Der FIFA-Chef schwärmt
Vergangene Woche hat FIFA-Chef Gianni Infantino das kleine Emirat besucht und die Spielstätten besichtigt. Er lobte das gerade fertiggestellte Lusail Stadion in den höchsten Tönen: "Ich habe auf der ganzen Welt noch nie ein Land gesehen, das so weit im Voraus schon so bereit war. Es ist fantastisch", so wird er von internationalen Medien zitiert.
Ist also alles bereit? Nicht ganz. Bis es losgehen kann, gibt es noch viel zu tun. Es geht darum, die Herzen der Zuschauer zu gewinnen - und das gleich an zwei Fronten.
Menschenrechte und Arbeitsbedingungen
Thema Menschenrechte: Wer an die WM-Stadien denkt, denkt an die Berichte über katastrophale Arbeitsbedingungen auf den Baustellen. Bis in die Fußballwelt hinein gibt es Proteste und den Ruf nach einem Boykott der WM. Die katarische Regierung hat früh reagiert und Schritt für Schritt Reformen eingeleitet.
So wurde das Kafala-System, das ausländische Arbeitnehmer von einheimischen Sponsoren abhängig macht, ohne deren Einverständnis sie die Arbeit nicht wechseln und das Land nicht verlassen dürfen, 2020 abgeschafft. Auch wurden Arbeitsschutzgesetze eingeführt.

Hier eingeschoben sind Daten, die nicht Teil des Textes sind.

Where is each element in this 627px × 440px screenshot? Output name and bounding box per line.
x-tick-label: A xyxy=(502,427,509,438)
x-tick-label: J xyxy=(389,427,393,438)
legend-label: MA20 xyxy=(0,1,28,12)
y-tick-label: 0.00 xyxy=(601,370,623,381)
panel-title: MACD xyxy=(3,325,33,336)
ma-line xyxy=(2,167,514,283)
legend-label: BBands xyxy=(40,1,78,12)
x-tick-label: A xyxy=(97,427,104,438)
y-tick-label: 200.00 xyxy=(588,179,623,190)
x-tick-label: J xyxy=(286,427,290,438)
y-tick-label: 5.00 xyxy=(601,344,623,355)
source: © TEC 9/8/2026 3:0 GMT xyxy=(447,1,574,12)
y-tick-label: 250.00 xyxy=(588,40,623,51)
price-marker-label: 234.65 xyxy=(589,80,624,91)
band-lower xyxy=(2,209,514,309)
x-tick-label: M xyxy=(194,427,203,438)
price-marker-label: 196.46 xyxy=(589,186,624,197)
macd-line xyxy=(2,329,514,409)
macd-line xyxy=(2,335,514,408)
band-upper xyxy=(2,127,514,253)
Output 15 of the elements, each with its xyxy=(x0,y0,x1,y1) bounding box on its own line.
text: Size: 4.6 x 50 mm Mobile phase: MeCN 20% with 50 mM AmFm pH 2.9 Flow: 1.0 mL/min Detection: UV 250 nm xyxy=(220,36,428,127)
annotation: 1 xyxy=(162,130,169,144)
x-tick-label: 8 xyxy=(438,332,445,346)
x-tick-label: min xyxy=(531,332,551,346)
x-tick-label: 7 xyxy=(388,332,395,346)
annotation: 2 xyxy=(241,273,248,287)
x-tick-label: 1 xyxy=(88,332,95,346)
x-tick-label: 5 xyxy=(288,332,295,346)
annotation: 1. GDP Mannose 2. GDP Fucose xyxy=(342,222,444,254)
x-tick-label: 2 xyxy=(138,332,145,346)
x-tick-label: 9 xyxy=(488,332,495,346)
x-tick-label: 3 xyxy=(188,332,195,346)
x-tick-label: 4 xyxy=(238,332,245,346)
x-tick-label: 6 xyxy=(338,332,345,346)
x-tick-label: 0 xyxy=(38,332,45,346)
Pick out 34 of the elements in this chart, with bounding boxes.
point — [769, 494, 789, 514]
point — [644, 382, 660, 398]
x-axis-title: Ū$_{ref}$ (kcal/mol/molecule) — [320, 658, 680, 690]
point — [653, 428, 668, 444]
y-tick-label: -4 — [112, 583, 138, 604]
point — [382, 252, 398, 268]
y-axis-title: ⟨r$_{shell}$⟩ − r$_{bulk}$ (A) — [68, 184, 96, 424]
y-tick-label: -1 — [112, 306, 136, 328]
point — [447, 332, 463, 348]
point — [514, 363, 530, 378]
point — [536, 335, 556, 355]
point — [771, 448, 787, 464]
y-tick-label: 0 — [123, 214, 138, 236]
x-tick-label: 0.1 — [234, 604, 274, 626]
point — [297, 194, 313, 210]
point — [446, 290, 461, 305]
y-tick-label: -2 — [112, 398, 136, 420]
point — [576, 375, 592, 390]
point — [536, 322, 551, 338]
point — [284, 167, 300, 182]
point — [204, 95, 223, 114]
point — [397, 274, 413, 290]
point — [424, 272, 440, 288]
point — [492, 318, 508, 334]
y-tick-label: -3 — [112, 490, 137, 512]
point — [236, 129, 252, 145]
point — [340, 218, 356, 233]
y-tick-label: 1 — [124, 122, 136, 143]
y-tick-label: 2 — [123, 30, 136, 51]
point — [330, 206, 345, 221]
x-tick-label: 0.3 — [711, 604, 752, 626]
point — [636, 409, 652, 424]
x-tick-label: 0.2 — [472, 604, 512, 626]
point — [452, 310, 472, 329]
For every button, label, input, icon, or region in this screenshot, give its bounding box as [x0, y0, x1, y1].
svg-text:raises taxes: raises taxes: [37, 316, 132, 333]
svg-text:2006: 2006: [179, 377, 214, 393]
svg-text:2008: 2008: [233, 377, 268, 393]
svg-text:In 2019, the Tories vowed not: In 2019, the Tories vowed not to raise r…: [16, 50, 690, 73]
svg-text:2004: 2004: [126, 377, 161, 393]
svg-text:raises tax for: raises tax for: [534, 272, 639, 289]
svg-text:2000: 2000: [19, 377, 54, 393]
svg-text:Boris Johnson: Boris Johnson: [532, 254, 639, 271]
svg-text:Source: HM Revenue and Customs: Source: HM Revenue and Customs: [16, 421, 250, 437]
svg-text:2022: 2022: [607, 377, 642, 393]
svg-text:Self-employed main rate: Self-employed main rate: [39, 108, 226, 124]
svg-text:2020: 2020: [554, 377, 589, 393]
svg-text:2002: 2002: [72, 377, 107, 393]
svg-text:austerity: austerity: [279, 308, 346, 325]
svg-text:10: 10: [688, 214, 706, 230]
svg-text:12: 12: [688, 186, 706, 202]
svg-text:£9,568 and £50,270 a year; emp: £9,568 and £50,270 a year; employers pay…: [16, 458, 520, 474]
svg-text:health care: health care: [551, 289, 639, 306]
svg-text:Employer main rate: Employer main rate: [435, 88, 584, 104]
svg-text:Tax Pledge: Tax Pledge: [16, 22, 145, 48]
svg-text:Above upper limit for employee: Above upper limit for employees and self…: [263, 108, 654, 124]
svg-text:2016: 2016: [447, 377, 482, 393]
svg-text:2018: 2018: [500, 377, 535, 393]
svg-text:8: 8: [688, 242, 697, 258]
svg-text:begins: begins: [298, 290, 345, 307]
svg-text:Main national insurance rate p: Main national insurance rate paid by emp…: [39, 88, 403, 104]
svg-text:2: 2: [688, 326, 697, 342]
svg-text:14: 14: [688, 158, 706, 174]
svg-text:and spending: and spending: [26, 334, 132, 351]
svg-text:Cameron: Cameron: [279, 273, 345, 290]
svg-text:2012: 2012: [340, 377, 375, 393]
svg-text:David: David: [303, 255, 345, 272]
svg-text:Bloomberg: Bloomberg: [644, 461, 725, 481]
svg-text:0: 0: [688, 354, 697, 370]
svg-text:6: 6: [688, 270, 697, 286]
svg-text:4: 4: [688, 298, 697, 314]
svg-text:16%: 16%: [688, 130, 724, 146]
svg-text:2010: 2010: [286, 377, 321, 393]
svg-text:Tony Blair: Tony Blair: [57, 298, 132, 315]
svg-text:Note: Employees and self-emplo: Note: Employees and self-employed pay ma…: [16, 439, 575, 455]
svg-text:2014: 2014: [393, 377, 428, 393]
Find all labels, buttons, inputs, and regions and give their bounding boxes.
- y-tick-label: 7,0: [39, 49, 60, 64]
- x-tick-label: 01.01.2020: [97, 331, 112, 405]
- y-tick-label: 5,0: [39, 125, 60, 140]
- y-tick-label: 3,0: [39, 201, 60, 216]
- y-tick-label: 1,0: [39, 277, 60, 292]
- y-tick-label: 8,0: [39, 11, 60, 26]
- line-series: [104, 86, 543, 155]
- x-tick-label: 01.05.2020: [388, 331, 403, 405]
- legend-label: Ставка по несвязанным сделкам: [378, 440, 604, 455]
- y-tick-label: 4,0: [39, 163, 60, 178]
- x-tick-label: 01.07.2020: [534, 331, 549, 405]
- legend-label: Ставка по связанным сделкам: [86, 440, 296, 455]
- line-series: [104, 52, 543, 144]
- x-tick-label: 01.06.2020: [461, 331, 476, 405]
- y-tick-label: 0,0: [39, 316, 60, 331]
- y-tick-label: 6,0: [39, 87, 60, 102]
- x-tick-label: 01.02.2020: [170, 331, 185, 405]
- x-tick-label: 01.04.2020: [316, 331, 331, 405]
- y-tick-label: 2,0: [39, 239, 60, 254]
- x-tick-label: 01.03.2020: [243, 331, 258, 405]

Amnesty International lobt und mahnt
Amnesty International lobt die Schritte, mahnt in einem gerade veröffentlichten Bericht jedoch weitere Maßnahmen an. Prompt kündigten die katarische Regierung weitere Schritte an. Ob das reicht? Die dänische Fußball-Nationalmannschaft etwa hat schon jetzt angekündigt, dass sie weiter protestieren wird und beim FC Bayern wird hart über die Fortsetzung des Katar-Sponsoring gestritten. Da muss sich Katar noch etwas einfallen lassen.
Katar ist einer der größten Geldgeber im internationalen Fußball. Dieses Engagement hat politische Gründe. Bei Fans sorgt das für Unmut.
Panarabische Vorfreude dahin
Katar ist kein Fußballland und erst durch viel Training und teure Anwerbungen konnte eine Fußball-Nationalmannschaft aufgebaut werden. Auch deswegen hatte Katar die WM bei der Zusage 2011 zu einer WM für die ganze Region erklärt und Jubel geerntet - endlich eine arabische WM! Inzwischen kann von panarabischer Vorfreude keine Rede mehr sein.
Für die arabische Öffentlichkeit sind es nicht so sehr die Menschenrechte, sondern vielmehr die katarische Politik, die zu Kritik führt.
Während des Arabischen Frühlings hat Katar mit viel Geld die konservative Muslimbruderschaft unterstützt. Es gelang jedoch nicht, sie in Ägypten und anderen Staaten dauerhaft an die Macht zu bringen und Katar manövrierte sich ins Abseits. 2016 verhängten die Golfstaaten ein Embargo, das Katar von Waren- und Luftverkehr abschnitt.
Mit dem Arab-Cup den Ruf aufpollieren?
Inzwischen wurden die politischen Differenzen beigelegt, doch der schlechte Ruf Katars sitzt tief: "Es gibt keinen Skandal, keine Korruption in der Region, in die Katar nicht verwickelt wäre", heißt es in einem der zahlreichen Anti-Katar Tweets in diesen Tagen.
Um die Herzen der arabischen TV-Zuschauer zurückzugewinnen, startet kommende Woche der FIFA Arab Cup. Katar hat diese Mini-WM ins Leben gerufen, um den arabischen Fußball zu feiern.